The dataset employed in this study can still be improved. The main limitations are twofold: first, the dataset construction process incurs high time costs, which limits its overall scale; second, the data acquisition process differs somewhat from real-world operating scenarios. Since SNTP is designed as a multi-task network, the dataset requires two types of annotations. This makes the data preparation process more time-consuming than for single-task semantic segmentation or regression alone, resulting in high costs for building large-scale datasets. A feasible solution is to introduce unsupervised pre-training strategies for SNTP. Specifically, the model can be pre-trained on extensive unlabeled image data through carefully designed proxy tasks, and then fine-tuned on a small amount of labeled data [41]. Unlabeled data can be collected at very low cost, enabling the construction of large-scale datasets economically. This approach has been proven to bring significant performance gains in fields such as semantic segmentation [42] and represents a highly promising direction for future research. Improving data authenticity can be achieved by directly integrating a data acquisition platform into the cleaning equipment, which also represents a future improvement direction. Additionally, this dataset contains only one wheat variety. Considering that different wheat varieties may vary in physical properties such as thousand-kernel weight and color, this represents a potential limitation of the dataset in terms of generalization.
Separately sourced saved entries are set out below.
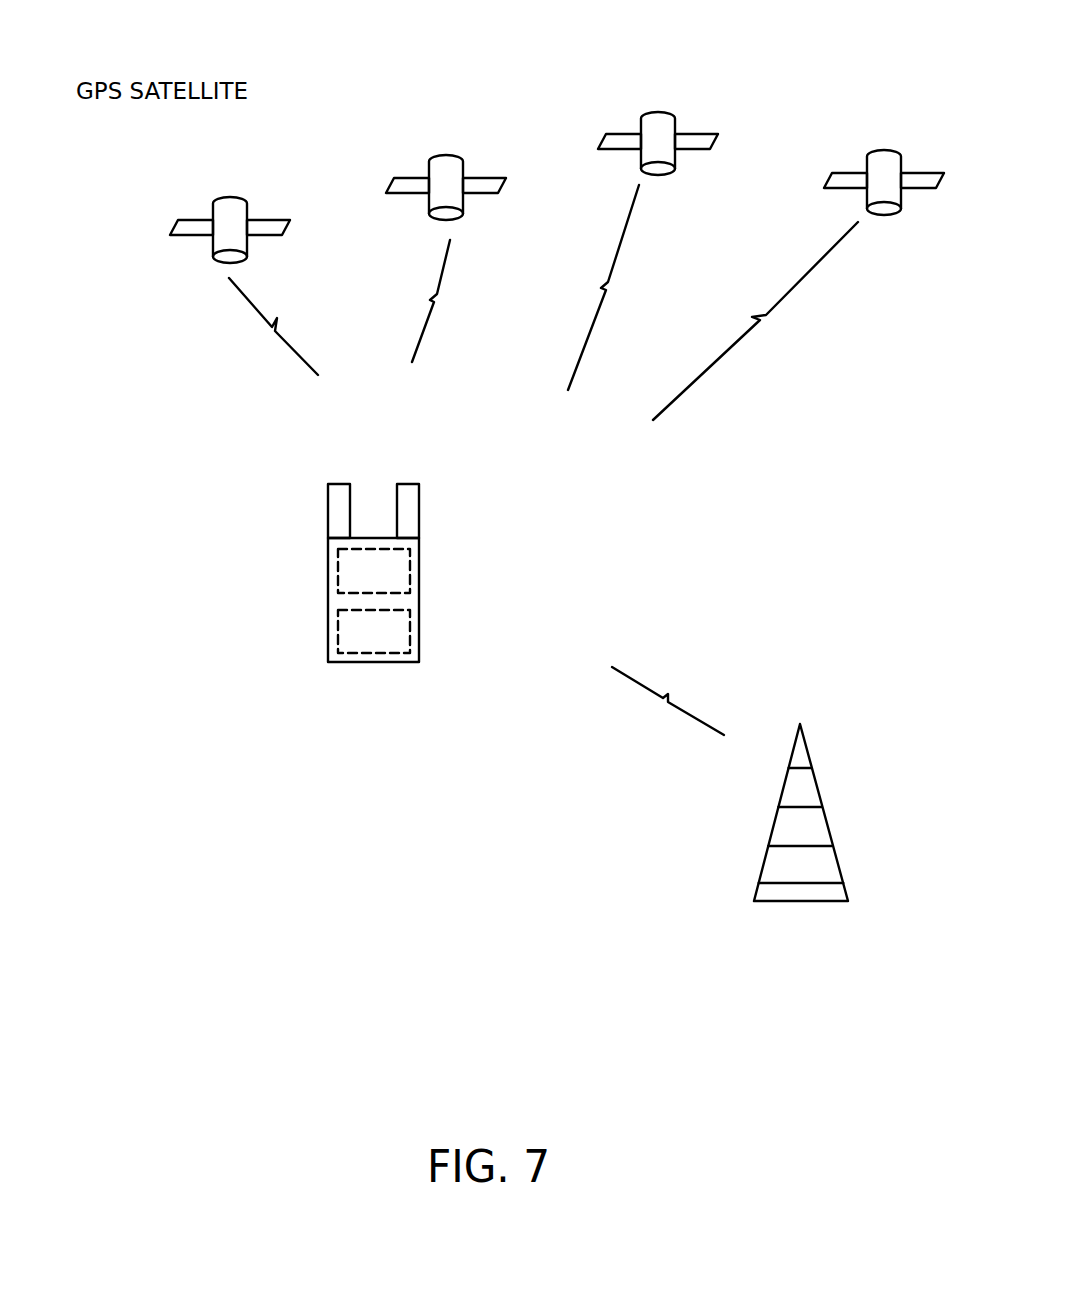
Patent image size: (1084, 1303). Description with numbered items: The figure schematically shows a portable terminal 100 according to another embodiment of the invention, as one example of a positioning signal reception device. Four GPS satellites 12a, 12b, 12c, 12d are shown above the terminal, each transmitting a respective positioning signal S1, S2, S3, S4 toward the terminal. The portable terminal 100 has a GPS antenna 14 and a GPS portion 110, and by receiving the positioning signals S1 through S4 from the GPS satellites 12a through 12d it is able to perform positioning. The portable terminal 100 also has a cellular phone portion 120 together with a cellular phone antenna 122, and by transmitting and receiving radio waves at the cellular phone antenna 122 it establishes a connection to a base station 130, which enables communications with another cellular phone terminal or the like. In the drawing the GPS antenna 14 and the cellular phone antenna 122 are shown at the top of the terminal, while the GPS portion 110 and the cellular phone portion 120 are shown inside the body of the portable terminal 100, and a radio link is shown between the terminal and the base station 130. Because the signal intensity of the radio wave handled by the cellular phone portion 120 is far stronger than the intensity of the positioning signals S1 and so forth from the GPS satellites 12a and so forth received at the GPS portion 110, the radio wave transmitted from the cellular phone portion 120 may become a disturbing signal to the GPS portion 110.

The GPS satellite 12a is at (229, 197).
The GPS satellite 12b is at (446, 155).
The GPS satellite 12c is at (658, 112).
The GPS satellite 12d is at (884, 150).
The positioning signal S1 is at (244, 300).
The positioning signal S2 is at (443, 263).
The positioning signal S3 is at (620, 235).
The positioning signal S4 is at (807, 262).
The GPS antenna 14 is at (328, 495).
The GPS portion 110 is at (338, 553).
The cellular phone portion 120 is at (338, 633).
The cellular phone antenna 122 is at (419, 507).
The portable terminal 100 is at (443, 602).
The base station 130 is at (765, 860).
Neural networks designed for multi-task objectives may exhibit performance synergy. For instance, the regression branch of the SNTP model achieved substantial accuracy improvements after integrating the segmentation branch. However, such architectures can also lead to performance trade-offs—in other words, the accuracy of the segmentation branch may decline due to interference from the regression branch. This issue can be mitigated by adjusting training strategies, such as assigning distinct loss weights to different tasks [43]. Future research directions will focus on optimizing the network structure to achieve a more rational integration of the regression and segmentation branches, adopting more sophisticated training strategies, and further refining the design of the regression head. These approaches are expected to alleviate the performance trade-off phenomenon and further enhance the overall accuracy of the network.

5. Conclusions

This study proposes a novel architecture-based impurity rate regression network for images of wheat with impurities, named “Segmentation is Not The Purpose” (SNTP). The SNTP model integrates a semantic segmentation model and a regression model into a single framework, leveraging the segmentation branch to assist the model in learning accurate target features, thereby enabling the regression branch to yield precise impurity rates. Employing MNV4-Conv-S as the backbone and the segmentation head of DeepLabV3+ as the segmentation branch, the SNTP introduces a Transformer block into the regression branch, extends Distribution Focal Loss to regression tasks, and designs a Generalized Categorical Regression head. Through the aforementioned designs, the SNTP successfully addresses the overfitting issue commonly encountered in single regression models. Ultimately, on the validation set of the constructed dataset, the model achieves the following metrics: MIoU of 77.7%, MPA of 83.3%, MAE of 0.045, and MSE of 0.005. Among these, the regression metrics significantly outperform those of single regression models and meet the designed targets. Meanwhile, the model parameters do not exceed 10 M, and the computational complexity is less than 20 GMACs, complying with the low-cost and real-time requirements of agricultural production. Furthermore, SNTP does not require the manual construction of additional mathematical models, which means less prior knowledge is needed. The research findings of this study are conducive to realizing intelligent cleaning operations.